Immediately after its broadcast activists denounced it as a forced confession — one of many that have been shown on CCTV in the years since Xi came to power.

Sui and Chen said they had to make similar “confessions.” All three men now maintain their innocence, but they said they had no choice but to do as authorities wanted.

Sui says he admitted to charges of inciting subversion. Chen told CNN he confessed to charges of picking quarrels and provoking troubles, inciting subversion and embezzlement.

“You have to confess,” Chen said. “Otherwise they won’t let you go.”

No end in sight

The crackdown on lawyers is still taking place.

On Tuesday, a court in Changsha, central China sentenced human rights lawyer Jiang Tianyong to two years in prison after convicting him of inciting subversion against the state.

In August, he had confessed in a trial that was streamed live online and watched by his wife Jin Bianling in California.

“He used to tell me, if I ever admit to a crime like this, it means I’ve been tortured,” Jin said.

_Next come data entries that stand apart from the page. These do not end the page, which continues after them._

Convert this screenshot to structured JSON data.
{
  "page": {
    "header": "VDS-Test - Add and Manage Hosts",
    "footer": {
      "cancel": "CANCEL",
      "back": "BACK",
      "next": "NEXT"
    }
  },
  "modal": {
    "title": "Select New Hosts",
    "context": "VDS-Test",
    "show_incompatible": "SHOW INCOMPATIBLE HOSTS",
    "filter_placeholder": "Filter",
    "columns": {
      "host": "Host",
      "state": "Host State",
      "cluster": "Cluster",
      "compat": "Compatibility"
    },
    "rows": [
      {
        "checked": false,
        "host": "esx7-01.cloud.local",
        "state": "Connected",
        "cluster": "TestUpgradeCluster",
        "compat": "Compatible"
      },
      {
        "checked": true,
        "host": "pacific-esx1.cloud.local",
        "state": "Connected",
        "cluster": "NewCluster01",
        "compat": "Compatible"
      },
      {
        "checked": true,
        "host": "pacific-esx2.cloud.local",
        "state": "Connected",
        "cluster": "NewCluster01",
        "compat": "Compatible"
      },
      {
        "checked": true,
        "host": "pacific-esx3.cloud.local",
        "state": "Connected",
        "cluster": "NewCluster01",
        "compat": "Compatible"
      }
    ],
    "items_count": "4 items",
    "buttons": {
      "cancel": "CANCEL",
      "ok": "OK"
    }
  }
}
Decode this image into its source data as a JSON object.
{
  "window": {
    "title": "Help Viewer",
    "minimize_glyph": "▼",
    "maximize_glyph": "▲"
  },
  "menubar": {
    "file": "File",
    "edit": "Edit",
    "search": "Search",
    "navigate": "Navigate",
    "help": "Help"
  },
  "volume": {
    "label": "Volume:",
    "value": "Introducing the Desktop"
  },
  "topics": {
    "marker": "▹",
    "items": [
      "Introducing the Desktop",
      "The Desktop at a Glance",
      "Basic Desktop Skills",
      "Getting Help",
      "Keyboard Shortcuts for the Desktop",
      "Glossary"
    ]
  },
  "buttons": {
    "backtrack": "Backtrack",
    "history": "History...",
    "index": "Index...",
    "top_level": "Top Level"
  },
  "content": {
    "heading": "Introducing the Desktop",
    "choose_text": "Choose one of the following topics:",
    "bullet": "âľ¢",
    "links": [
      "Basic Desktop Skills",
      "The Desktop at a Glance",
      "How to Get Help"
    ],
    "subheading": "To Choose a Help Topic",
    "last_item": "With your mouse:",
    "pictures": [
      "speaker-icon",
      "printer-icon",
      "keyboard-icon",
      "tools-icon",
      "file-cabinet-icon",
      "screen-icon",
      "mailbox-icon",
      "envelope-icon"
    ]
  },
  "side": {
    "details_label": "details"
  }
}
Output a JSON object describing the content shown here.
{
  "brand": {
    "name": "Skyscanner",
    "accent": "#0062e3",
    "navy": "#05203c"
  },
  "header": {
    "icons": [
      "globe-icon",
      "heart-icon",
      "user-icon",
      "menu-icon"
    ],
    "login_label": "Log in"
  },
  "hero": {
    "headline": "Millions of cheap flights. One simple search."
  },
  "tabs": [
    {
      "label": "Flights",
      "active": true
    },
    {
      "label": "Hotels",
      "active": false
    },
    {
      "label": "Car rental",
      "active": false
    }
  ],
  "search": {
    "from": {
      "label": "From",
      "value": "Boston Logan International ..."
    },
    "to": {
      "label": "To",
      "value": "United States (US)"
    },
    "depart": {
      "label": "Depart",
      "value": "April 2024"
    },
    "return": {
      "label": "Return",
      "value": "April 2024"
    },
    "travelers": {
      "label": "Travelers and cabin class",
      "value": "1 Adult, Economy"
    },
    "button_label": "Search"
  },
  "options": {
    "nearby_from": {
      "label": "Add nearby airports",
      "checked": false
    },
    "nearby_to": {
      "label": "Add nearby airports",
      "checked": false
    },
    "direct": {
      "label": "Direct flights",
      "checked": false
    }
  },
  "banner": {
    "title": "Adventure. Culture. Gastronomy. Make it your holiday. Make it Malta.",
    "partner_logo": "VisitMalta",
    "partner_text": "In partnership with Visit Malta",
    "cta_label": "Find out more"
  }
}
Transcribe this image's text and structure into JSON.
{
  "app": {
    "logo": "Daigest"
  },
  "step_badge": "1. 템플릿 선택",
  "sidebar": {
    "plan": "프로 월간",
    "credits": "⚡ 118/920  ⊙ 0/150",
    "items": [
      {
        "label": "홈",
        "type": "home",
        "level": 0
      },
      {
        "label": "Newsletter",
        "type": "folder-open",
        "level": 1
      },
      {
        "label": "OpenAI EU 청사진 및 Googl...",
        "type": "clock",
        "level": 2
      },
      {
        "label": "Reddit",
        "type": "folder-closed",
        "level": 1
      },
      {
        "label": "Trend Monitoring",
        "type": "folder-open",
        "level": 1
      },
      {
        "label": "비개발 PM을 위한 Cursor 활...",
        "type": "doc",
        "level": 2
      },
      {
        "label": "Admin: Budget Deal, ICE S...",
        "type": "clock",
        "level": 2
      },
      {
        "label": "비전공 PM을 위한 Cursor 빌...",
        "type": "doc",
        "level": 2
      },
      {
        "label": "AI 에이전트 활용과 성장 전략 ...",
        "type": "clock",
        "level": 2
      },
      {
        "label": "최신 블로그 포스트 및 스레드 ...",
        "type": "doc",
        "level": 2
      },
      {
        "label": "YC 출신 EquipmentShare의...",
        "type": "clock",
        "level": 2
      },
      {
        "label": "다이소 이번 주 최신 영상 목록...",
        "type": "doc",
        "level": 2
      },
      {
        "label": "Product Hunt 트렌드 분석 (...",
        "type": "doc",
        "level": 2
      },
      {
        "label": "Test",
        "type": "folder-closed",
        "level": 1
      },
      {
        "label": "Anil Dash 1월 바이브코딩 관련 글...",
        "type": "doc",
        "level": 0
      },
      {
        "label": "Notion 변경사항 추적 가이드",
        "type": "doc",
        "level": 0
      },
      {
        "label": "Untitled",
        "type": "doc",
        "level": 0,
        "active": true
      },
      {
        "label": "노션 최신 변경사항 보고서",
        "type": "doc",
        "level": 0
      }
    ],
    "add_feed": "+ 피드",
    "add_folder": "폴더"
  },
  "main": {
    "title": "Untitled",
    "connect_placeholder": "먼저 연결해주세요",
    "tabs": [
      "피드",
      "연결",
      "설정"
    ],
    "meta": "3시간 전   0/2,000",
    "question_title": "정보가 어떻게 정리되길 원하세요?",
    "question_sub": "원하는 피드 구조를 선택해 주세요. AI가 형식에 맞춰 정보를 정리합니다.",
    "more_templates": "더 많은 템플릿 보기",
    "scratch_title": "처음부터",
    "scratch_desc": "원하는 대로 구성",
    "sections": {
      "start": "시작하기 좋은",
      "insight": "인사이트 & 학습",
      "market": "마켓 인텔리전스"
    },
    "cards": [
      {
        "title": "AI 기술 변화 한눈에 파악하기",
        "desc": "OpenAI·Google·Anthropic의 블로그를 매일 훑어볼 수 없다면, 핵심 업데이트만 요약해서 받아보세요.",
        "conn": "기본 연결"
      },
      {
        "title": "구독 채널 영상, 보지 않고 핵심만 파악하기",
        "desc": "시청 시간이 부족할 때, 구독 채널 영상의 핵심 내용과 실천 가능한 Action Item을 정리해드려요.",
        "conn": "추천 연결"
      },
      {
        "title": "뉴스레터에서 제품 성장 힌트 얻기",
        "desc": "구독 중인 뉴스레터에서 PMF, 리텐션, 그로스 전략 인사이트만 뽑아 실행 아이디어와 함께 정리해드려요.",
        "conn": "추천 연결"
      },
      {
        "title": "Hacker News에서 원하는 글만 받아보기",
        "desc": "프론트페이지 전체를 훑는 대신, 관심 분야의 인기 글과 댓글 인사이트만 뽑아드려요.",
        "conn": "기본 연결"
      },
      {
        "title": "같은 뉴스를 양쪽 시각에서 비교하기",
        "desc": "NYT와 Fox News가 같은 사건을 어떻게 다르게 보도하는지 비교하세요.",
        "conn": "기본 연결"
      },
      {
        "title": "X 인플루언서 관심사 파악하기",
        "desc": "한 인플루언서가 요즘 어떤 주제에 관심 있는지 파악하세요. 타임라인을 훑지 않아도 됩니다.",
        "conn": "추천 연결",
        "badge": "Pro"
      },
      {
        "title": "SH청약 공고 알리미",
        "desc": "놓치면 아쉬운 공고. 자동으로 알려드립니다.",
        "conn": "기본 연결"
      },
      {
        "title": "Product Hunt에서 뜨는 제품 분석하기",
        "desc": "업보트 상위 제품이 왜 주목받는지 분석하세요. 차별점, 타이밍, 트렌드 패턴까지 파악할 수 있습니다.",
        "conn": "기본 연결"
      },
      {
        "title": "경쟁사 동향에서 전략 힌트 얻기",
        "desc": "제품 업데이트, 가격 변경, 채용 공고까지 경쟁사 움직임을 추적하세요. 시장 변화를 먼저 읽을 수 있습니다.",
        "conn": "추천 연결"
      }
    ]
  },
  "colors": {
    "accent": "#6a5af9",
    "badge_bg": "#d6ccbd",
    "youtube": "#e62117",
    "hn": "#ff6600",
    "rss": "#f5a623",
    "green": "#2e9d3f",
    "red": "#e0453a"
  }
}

Jiang was a prominent human rights lawyer who had represented some of his colleagues targeted in the 709 crackdown, and was an outspoken critic of the government. He disappeared in November 2016, en route to catching a train from the central city of Changsha to Beijing. Months went by before the authorities confirmed he had been detained.

“Please give me another chance to be a human being … and to make up for my wrongdoings,” Jiang told a panel of three judges at his August trial.

Albert Ho, a Hong Kong-based activist with the China Human Rights Lawyer Concern Group, said Jiang, like other lawyers his group has spoken to, likely admitted to the charges in order to live to fight another day.

“Only an idiot would believe that he is truly speaking from his heart,” Ho said.

Sleeping with a knife

Six days after his “confession” was broadcast on CCTV, Dahlin was released and expelled from China. His girlfriend was also released without charge.

Dahlin is now based in Thailand, but has trouble forgetting his time in detention.

“Early on it was quite extreme. Every little noise at night would wake me up. I’d sleep with a knife next to my bed, ready to stab the first Chinese person who comes into my gate,” he said.

Wang Yu, the first lawyer detained in the 709 crackdown, was charged with subversion, while her husband was charged with inciting subversion. They were both released on bail after more than a year in custody, after Wang’s taped confession was aired on CCTV.

In it, Wang renounced her legal work and blamed “foreign forces” for using her law firm to undermine and discredit the government. Their son, who was detained along with them, was released soon afterward, but his movements have been heavily restricted.

Authorities never aired Chen’s statement. He was released a day after recording it and the charges against him were dropped.

“I have no criminal record, but they can still use the video to discredit me,” he said.

Chen and his family now live in US, where he’s a visiting scholar at the University of California’s Hastings Law School and studies the US jury system. He said he won’t return to China until it becomes more democratic.

Sui was released on bail after his “confession,” which was also never broadcast. He continues to practice law in Guangzhou, but said his movements have been restricted and fears the worst may still be yet to come.

“It’s increasingly difficult to maintain a harmonious society through brainwashing,” Sui said.

“The only resort left is violence. For anyone who’s not submissive, a brutal crackdown is on the way.”